Mortality is the most widely accepted outcome measure in randomized controlled trials of therapies for critically ill adults, but most of these trials fail to show a statistically significant mortality benefit. The reasons for this are unknown.
We searched five high impact journals (Annals of Internal Medicine, British Medical Journal, JAMA, The Lancet, New England Journal of Medicine) for randomized controlled trials comparing mortality of therapies for critically ill adults over a ten year period. We abstracted data on the statistical design and results of these trials to compare the predicted delta (delta; the effect size of the therapy compared to control expressed as an absolute mortality reduction) to the observed delta to determine if there is a systematic overestimation of predicted delta that might explain the high prevalence of negative results in these trials.
We found 38 trials meeting our inclusion criteria. Only 5/38 (13.2%) of the trials provided justification for the predicted delta. The mean predicted delta among the 38 trials was 10.1% and the mean observed delta was 1.4% (P < 0.0001), resulting in a delta-gap of 8.7%. In only 2/38 (5.3%) of the trials did the observed delta exceed the predicted delta and only 7/38 (18.4%) of the trials demonstrated statistically significant results in the hypothesized direction; these trials had smaller delta-gaps than the remainder of the trials (delta-gap 0.9% versus 10.5%; P < 0.0001).

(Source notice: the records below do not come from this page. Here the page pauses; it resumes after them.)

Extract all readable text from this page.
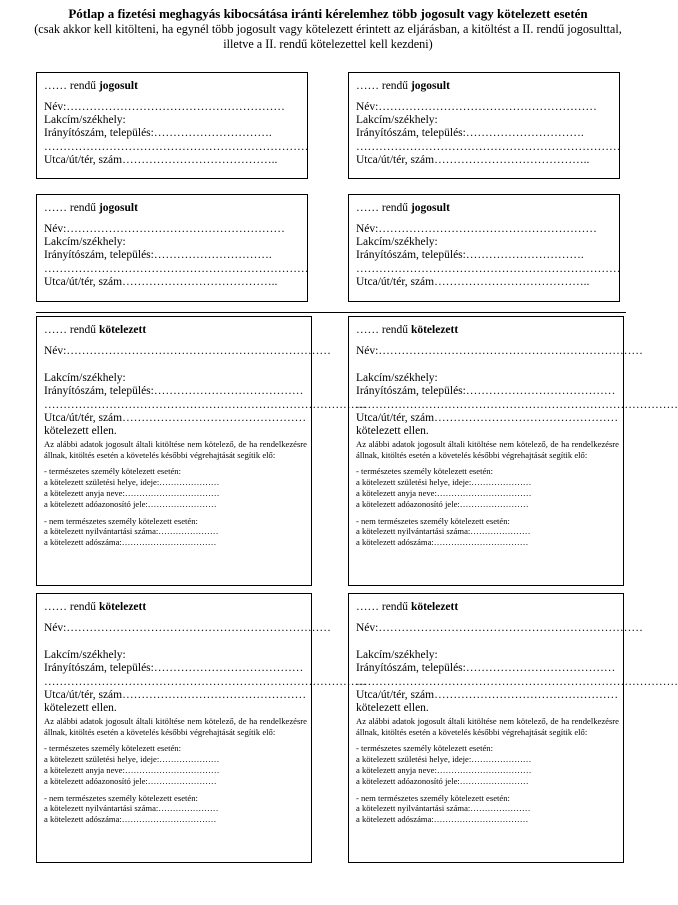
Pótlap a fizetési meghagyás kibocsátása iránti kérelemhez több jogosult vagy kötelezett esetén
(csak akkor kell kitölteni, ha egynél több jogosult vagy kötelezett érintett az eljárásban, a kitöltést a II. rendű jogosulttal, illetve a II. rendű kötelezettel kell kezdeni)
…… rendű jogosult
Név:…………………………………………………
Lakcím/székhely:
Irányítószám, település:………………………….
……………………………………………………………
Utca/út/tér, szám…………………………………..
…… rendű jogosult
Név:…………………………………………………
Lakcím/székhely:
Irányítószám, település:………………………….
……………………………………………………………
Utca/út/tér, szám…………………………………..
…… rendű jogosult
Név:…………………………………………………
Lakcím/székhely:
Irányítószám, település:………………………….
……………………………………………………………
Utca/út/tér, szám…………………………………..
…… rendű jogosult
Név:…………………………………………………
Lakcím/székhely:
Irányítószám, település:………………………….
……………………………………………………………
Utca/út/tér, szám…………………………………..
…… rendű kötelezett
Név:……………………………………………………………
Lakcím/székhely:
Irányítószám, település:…………………………………
…………………………………………………………………………
Utca/út/tér, szám…………………………………………
kötelezett ellen.
Az alábbi adatok jogosult általi kitöltése nem kötelező, de ha rendelkezésre állnak, kitöltés esetén a követelés későbbi végrehajtását segítik elő:
- természetes személy kötelezett esetén:
a kötelezett születési helye, ideje:…………………
a kötelezett anyja neve:……………………………
a kötelezett adóazonosító jele:……………………
- nem természetes személy kötelezett esetén:
a kötelezett nyilvántartási száma:…………………
a kötelezett adószáma:……………………………
…… rendű kötelezett
Név:……………………………………………………………
Lakcím/székhely:
Irányítószám, település:…………………………………
…………………………………………………………………………
Utca/út/tér, szám…………………………………………
kötelezett ellen.
Az alábbi adatok jogosult általi kitöltése nem kötelező, de ha rendelkezésre állnak, kitöltés esetén a követelés későbbi végrehajtását segítik elő:
- természetes személy kötelezett esetén:
a kötelezett születési helye, ideje:…………………
a kötelezett anyja neve:……………………………
a kötelezett adóazonosító jele:……………………
- nem természetes személy kötelezett esetén:
a kötelezett nyilvántartási száma:…………………
a kötelezett adószáma:……………………………
…… rendű kötelezett
Név:……………………………………………………………
Lakcím/székhely:
Irányítószám, település:…………………………………
…………………………………………………………………………
Utca/út/tér, szám…………………………………………
kötelezett ellen.
Az alábbi adatok jogosult általi kitöltése nem kötelező, de ha rendelkezésre állnak, kitöltés esetén a követelés későbbi végrehajtását segítik elő:
- természetes személy kötelezett esetén:
a kötelezett születési helye, ideje:…………………
a kötelezett anyja neve:……………………………
a kötelezett adóazonosító jele:……………………
- nem természetes személy kötelezett esetén:
a kötelezett nyilvántartási száma:…………………
a kötelezett adószáma:……………………………
…… rendű kötelezett
Név:……………………………………………………………
Lakcím/székhely:
Irányítószám, település:…………………………………
…………………………………………………………………………
Utca/út/tér, szám…………………………………………
kötelezett ellen.
Az alábbi adatok jogosult általi kitöltése nem kötelező, de ha rendelkezésre állnak, kitöltés esetén a követelés későbbi végrehajtását segítik elő:
- természetes személy kötelezett esetén:
a kötelezett születési helye, ideje:…………………
a kötelezett anyja neve:……………………………
a kötelezett adóazonosító jele:……………………
- nem természetes személy kötelezett esetén:
a kötelezett nyilvántartási száma:…………………
a kötelezett adószáma:……………………………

For trials showing non-significant trends toward benefit greater than 3%, large increases in sample size (380% - 1100%) would be required if repeat trials use the observed delta from the index trial as the predicted delta for a follow-up study.
Investigators of therapies for critical illness systematically overestimate treatment effect size (delta) during the design of randomized controlled trials. This bias, which we refer to as "delta inflation", is a potential reason that these trials have a high rate of negative results."Absence of evidence is not evidence of absence."
死亡率是评估危重症成人治疗效果最广泛接受的指标,但大多数此类试验未能显示出统计学意义上的死亡率获益。其原因尚不清楚。
我们在五个高影响力期刊(《内科学年鉴》《英国医学杂志》《美国医学会杂志》《柳叶刀》《新英格兰医学杂志》)中搜索了比较危重症成人治疗效果的十年间的随机对照试验。我们提取了这些试验的统计学设计和结果数据,以比较预测差值(delta;治疗效果与对照的差值,以绝对死亡率降低表示)与观察差值,以确定是否存在对预测差值的系统高估,这可能解释了这些试验中高比例的阴性结果。
我们发现符合纳入标准的试验有 38 项。只有 5/38(13.2%)的试验提供了预测 delta 的依据。38 项试验的平均预测 delta 为 10.1%,平均观察 delta 为 1.4%(P<0.0001),导致 delta 差距为 8.7%。只有 2/38(5.3%)的试验观察 delta 超过了预测 delta,只有 7/38(18.4%)的试验显示出了假设方向的统计学显著结果;这些试验的 delta 差距小于其余试验(delta 差距 0.9%对 10.5%;P<0.0001)。对于显示出大于 3%的有益趋势但无统计学意义的试验,如果重复试验将索引试验的观察 delta 作为后续研究的预测 delta,则需要大幅增加样本量(380%至 1100%)。
危重病治疗的研究人员在设计随机对照试验时系统地高估了治疗效果大小(delta)。这种偏差,我们称之为“delta 膨胀”,可能是这些试验高比例出现阴性结果的原因之一。“没有证据并不等于没有证据。”